At a retreat on the EAC Common Market held on July 20 in Arusha, it was revealed that NTBs have significantly contributed to the declining intra-EAC trade, which is below 20 percent.
What is more, local laws and regulations of partner states continue to present barriers to increased cross-border trade and investment. And these laws are often the result of lobbying by local business groups in a bid to protect themselves from the competition beyond borders.
Since the Common Market Protocol was passed 10 years ago, the EAC Partner States have managed to resolve 230 NTBs as at the end of February, only for new ones to emerge.
“I have heard that business rivalry among individual companies that trade within the EAC borders canvass and connive to increase or reduce tariffs on their goods in order to deny others a chance to sell their goods,” said Betty Maina, chairperson to the EAC Council of Ministers and Kenya’s Cabinet Secretary, Ministry of Trade, Industrialisation and Enterprise Development.
She is also acting Cabinet Secretary for EAC and Regional Development.
“Some of the trade issues that the private sector raise in the form of NTBs could be sorted out at the individual government level and should not find its way to the EAC level,” she told the retreat.
Businesses are also blamed for churning out similar products such as maize, eggs, and sugar but then impose internal taxes to prohibit the same products from being imported.

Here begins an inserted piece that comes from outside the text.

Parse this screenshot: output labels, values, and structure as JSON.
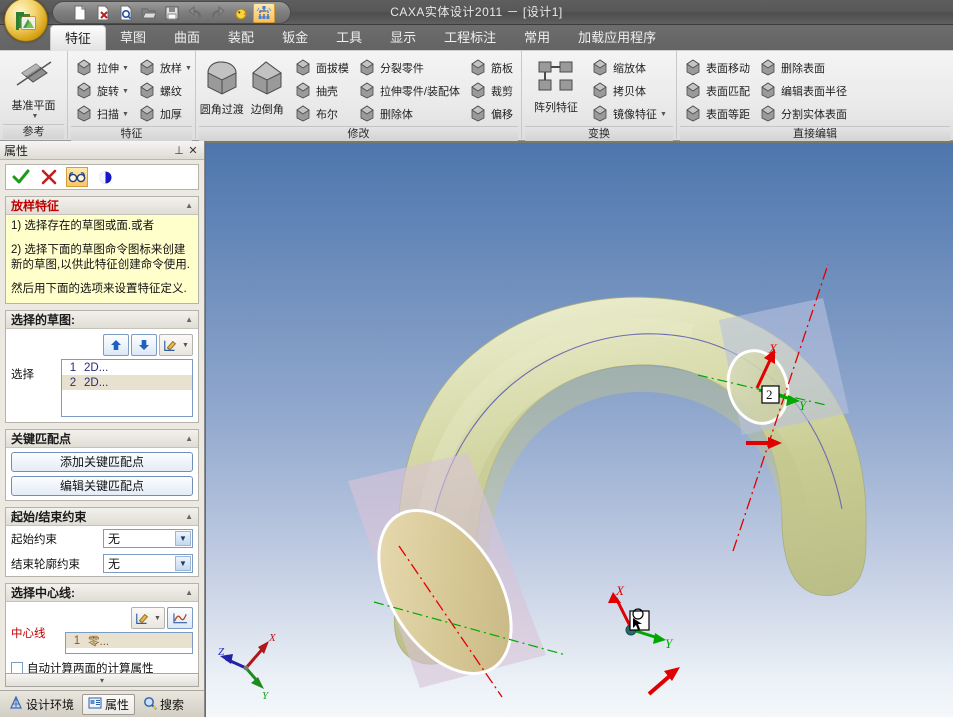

Speaking at the retreat, Ugandan President Yoweri Museveni observed that EAC partner states were competing to sell the same product instead of diversifying to give due advantage to the best or largest producer.
“Policy can make things fail. For instance, a country like Uganda easily produce enough food such as maize, milk and sugar, but we don’t produce a lot of rice like Tanzania does,” President Museveni explained.
He said it was better for Uganda to import more rice from Tanzania as it was better placed to produce more and efficiently than Uganda, instead of levying taxes on rice ostensibly to protect Ugandan rice growers.
Away from food, the implementation of the high charges and taxes in the region is contributing to high telecommunications and broadband internet costs.
These, together with high licensing and numbering fees, unharmonised inter-operator tariff rates and the non-adoption of the One Network Area (ONA) model across the EAC Partner States has contributed to the high costs of doing business.
“For instance, the cost of making a telephone call between Kigali (Rwanda) and Arusha (Tanzania) is similar to the cost of flying between the two cities,” said Prof Manasseh Nshuti, Rwanda’s Minister for EAC Affairs.
If the one network area is implemented, it would result in eliminating charges for receiving voice calls while roaming in Kenya, Rwanda, South Sudan, Uganda, the Democratic Republic of Congo and Tanzania.
Sovereignty vs freedom
“It is high time partner states implemented decisions they themselves agreed upon. This could save us a lot of time we spend in discussing what is not working under the CMP,” said Prof Nshuti. “Why can’t we all be under the ONA by the end of 2022?”
Government policy on agriculture (food), manufacturing, telecommunication, communication, the bureaucracy by civil servants manning the immigration and Customs, and partner states’ failure to cede sovereignty over the free movement of goods and services has contributed to the slow implementation of the common market.
In goods, the partner states have deviated from their commitments through application of tariff equivalent measures, resulting in an increase in non-tariff barriers while in services, they remain non-compliant in implementing their commitments, with the total number of non-conforming measures (NCMs) rising.
It is no better in capital as partner states maintain restrictions against freedom of movement of capital.